613 Views Asked by At

I am using special symbols such as å ä ö on my website which measures the lengths of different texts. Thing is, I have noticed that PHP counts the symbols "å" "ä" "ö" as 1 word each. So åäö counts as 3 words, and åäöåäöåäöåäöåäö counts as 15 words. Well this is clearly not correct and I cannot find an answer to this problem anywhere. I'd be thankful for a useful answer, thank you!

4

There are 4 best solutions below

7
On

If there's a limited set of word characters that you need to take into account, just supply those into str_word_count with its third param (charlist):

$charlist = 'åäö';
echo str_word_count('åäöåäöåäöåäöåäö', 0, $charlist); // 1

Alternatively, you can write your own Unicode-ready str_word_count function.
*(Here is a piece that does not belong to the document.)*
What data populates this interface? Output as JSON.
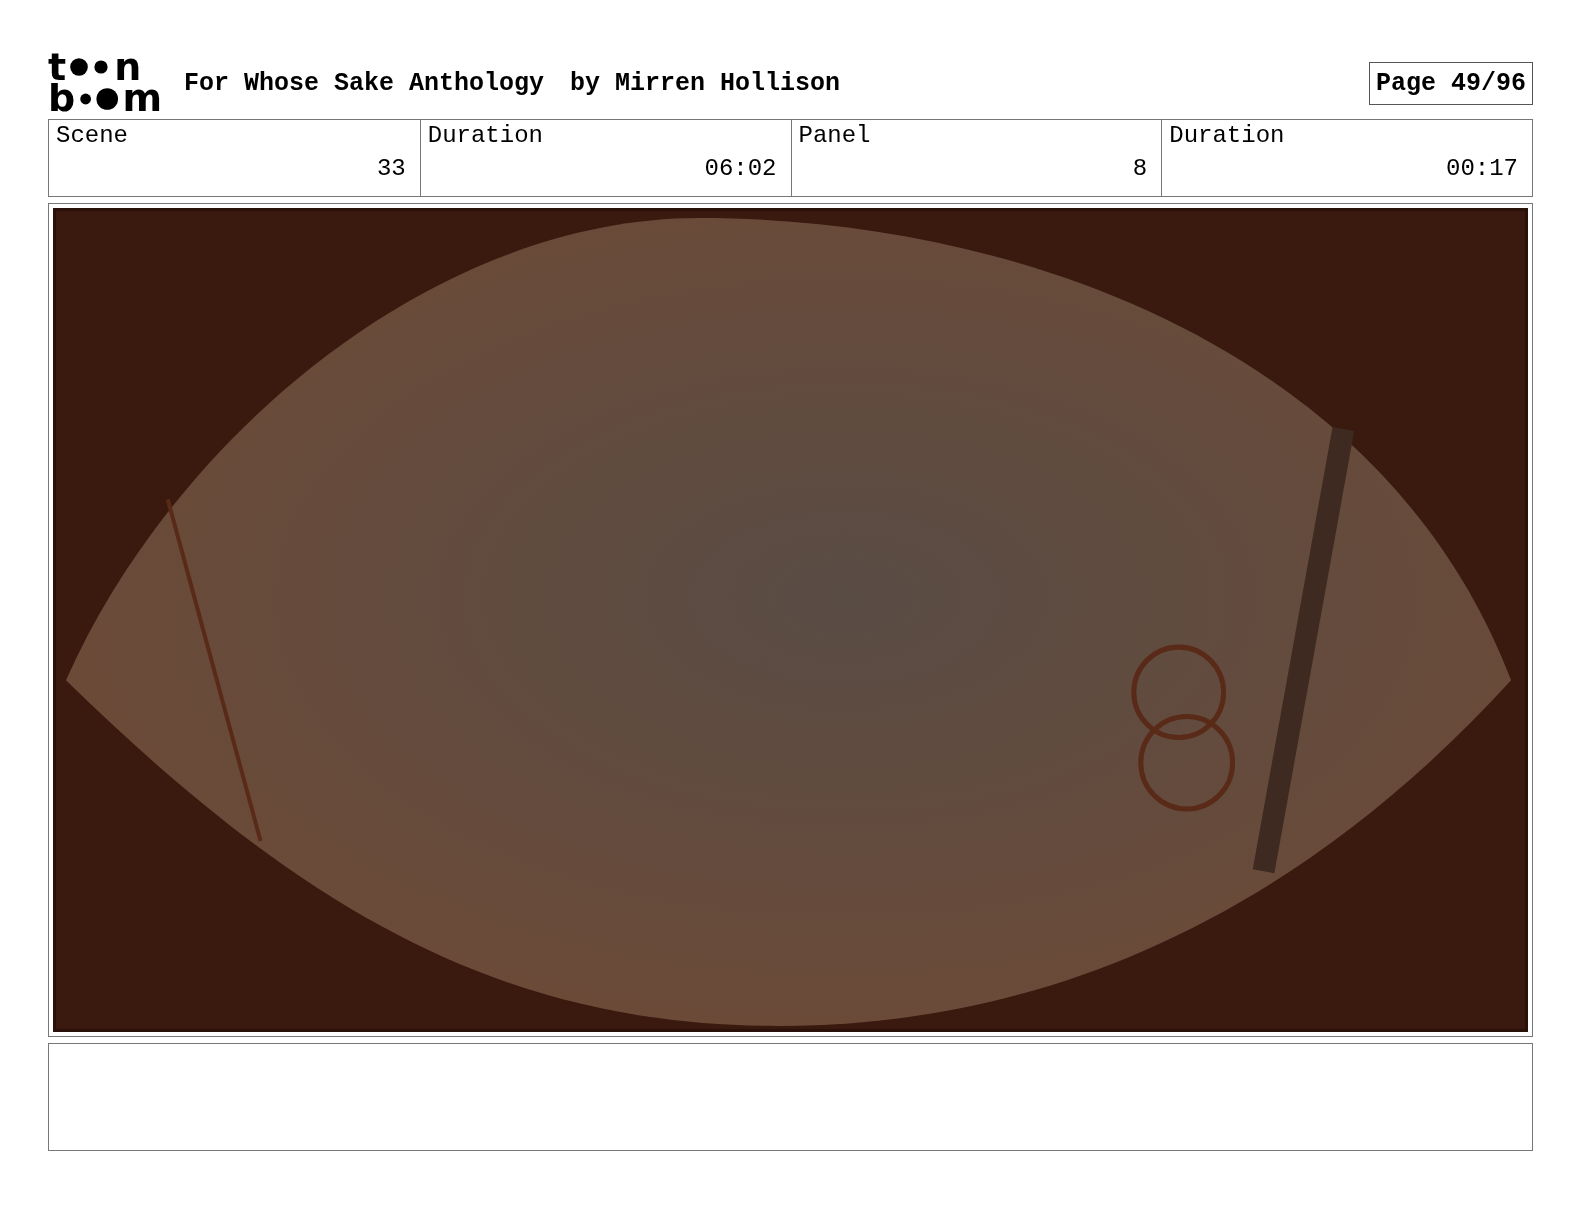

One possible approach is splitting the source string by non-word symbols, then counting the resulting array:

function mb_str_word_count($str) {
  return preg_match_all('#[\p{L}\p{N}][\p{L}\p{N}\'-]*#u', $str);
}

Basically, this function counts all the substrings in the target string that start with either Letter or Number character, followed by any number (incl. zero) of Letters, Numbers, hyphens and single quote symbols (matching the description given in str_word_count() docs).

0
On

You can try adding

setlocale(LC_ALL, 'en_US.utf8')

before your call to str_word_count or roll on your own with

substr_count(trim($str), ' ');
0
On

this work for me... hope its usefull.

USING str_word_count you need to use utf8_decode(utf8_encode)..

function cortar($str)
{
    if (20>$count=str_word_count($str)) {
        return $str;
    }
    else
    {
        $array = str_word_count($str,1,'.,-0123456789()+=?¿!"<>*ñÑáéíóúÁÉÍÓÚ@|/%$#¡');
        $s='';
        $c=0;
        foreach ($array as $e) {
            if (20>$c) {
                if (19>$c) {
                $s.=$e.' ';
                }
                else
                {
                $s.=$e;
                }               
            }
            $c+=1;
        }
        return utf8_decode(utf8_encode($s));
    }
}

function returs 20 words

0
On

If it is a string without linebreaks, and words are separated by a whitespace, a simple workaround would be to trim() the string and then count the whitespaces.

$string = "Wörk has to be done.";

// 1 space is 2 words, 2 spaces are 3 words etc.
if(substr_count(trim($string), ' ') > 2)
{
   // more than 3 words
   // ...
}